The answer to the question concerning the legitimacy of this entry is that Islamic civilization matters to politics since the great changes in the world around the end of the previous century, particularly with respect to decolonization and globalization. Islam at the beginning of the 21st century is a major factor in politics on two political levels. First, on the state level, the Organization of the Islamic Conference (OIC) unites 57 states with an Islamic majority population. Second, there are Islamic non-state actors (e.g., Al Qaeda and the Muslim Brotherhood) that engage on all levels of politics.

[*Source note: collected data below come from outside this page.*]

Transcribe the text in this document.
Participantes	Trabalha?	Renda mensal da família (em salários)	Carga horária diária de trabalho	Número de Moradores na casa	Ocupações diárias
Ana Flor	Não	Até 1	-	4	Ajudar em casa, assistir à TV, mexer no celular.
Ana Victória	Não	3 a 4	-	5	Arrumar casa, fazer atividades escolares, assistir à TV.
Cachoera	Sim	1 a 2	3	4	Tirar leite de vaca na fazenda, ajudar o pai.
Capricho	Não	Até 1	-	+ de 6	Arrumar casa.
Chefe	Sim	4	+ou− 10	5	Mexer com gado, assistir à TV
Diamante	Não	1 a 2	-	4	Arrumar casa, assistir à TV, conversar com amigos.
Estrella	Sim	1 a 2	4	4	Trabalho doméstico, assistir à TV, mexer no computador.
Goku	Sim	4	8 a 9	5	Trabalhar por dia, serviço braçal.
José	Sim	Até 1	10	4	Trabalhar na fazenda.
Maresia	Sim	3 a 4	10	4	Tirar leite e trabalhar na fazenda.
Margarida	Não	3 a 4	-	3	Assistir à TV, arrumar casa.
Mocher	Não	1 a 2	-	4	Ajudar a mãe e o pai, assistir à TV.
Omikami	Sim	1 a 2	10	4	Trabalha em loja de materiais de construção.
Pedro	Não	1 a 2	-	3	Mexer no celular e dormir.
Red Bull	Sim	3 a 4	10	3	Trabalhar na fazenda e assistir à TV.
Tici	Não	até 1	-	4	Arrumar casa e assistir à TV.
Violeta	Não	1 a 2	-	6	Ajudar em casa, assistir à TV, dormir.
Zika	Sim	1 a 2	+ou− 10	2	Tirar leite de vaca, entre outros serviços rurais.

The politicization of the religion of Islam is connected with the claim that Islam is not only a faith but also a constructed system of government. The idea of an Islamic state is based on sharia law, believed to be the constitution legislated by Allah for a divine order. This political interpretation of Islam makes from this religion an ideology of Islamism that leads to inner conflicts within Islamic civilization. The political theorist John Brenkman characterizes this issue as a “civil war” within Islam (e.g., the fight between the secular Kemalists and Islamists in Turkey). The spillover of this process to world politics assumes a geopolitical dimension with the related effects on world politics.

The politicization of Islam suggests a more complex relation between religion and politics on all three levels: local, regional, and international/global. The major issue is a return of Islam to politics that indicates the failure of the secularization process in contemporary Islamic civilization. This failure is, among other things, related to the crisis of the secular nation-state as a crisis of development.

The Roots of Politics in Islam

At issue is political Islam, not the Islamic faith based on religious-cultural meaning inherent in a cultural system. In short, Islamic politics matter to political science. This politicized Islam serves as a political ideology often used as a device for political legitimacy. This is not a novelty to Islam, since it is a peculiarity of this religion to have had a close relation to politics and war from its birth onward. The novelty is, however, the recent phenomenon of Islamism and its idea of an Islamic state. To understand the distinction, one has first to look at the past. Islamic revelation started spiritually in Mecca in the year 610. It was not until the creation of the polity of the umma (i.e., community, not the Islamic state, as Islamists today wrongly contend) in Medina in 622 that Islam was intermingled with politics. In that year Islamic history commences, and therefore, in their calendar, Muslims number 622 as the year 1. This is the Islamic hijra calendar. Therefore, hijra (migration) has a specific meaning in Islam: A Muslim is supposed to migrate in pursuit of the spread of Islam. In the year 622, Prophet Mohammed migrated from Mecca to Medina and engaged in political activity to spread Islam. For Muslims, this is a binding precedent. In his new location, the Prophet made political decisions and also fought wars. Therefore, the late French scholar of Islam, Maxime Rodinson, characterized Prophet Mohammed as a combination of Jesus and Charlemagne. However, neither the holy book of the Muslims, the Koran, nor the tradition of Prophet Mohammed, that is, the scripture of the Hadith, ever made provisions for how to rule the polity. It follows that there is no provisioned system of government in the authoritative scripture of Islam. In short, the idea of an Islamic rule is a construction made after the death of the Prophet. One has also to add that the system of the caliphate, established after the death of the Prophet (in 632), should not to be conflated with the Islamic state for which Islamists at present fight. These are distinctly different issues.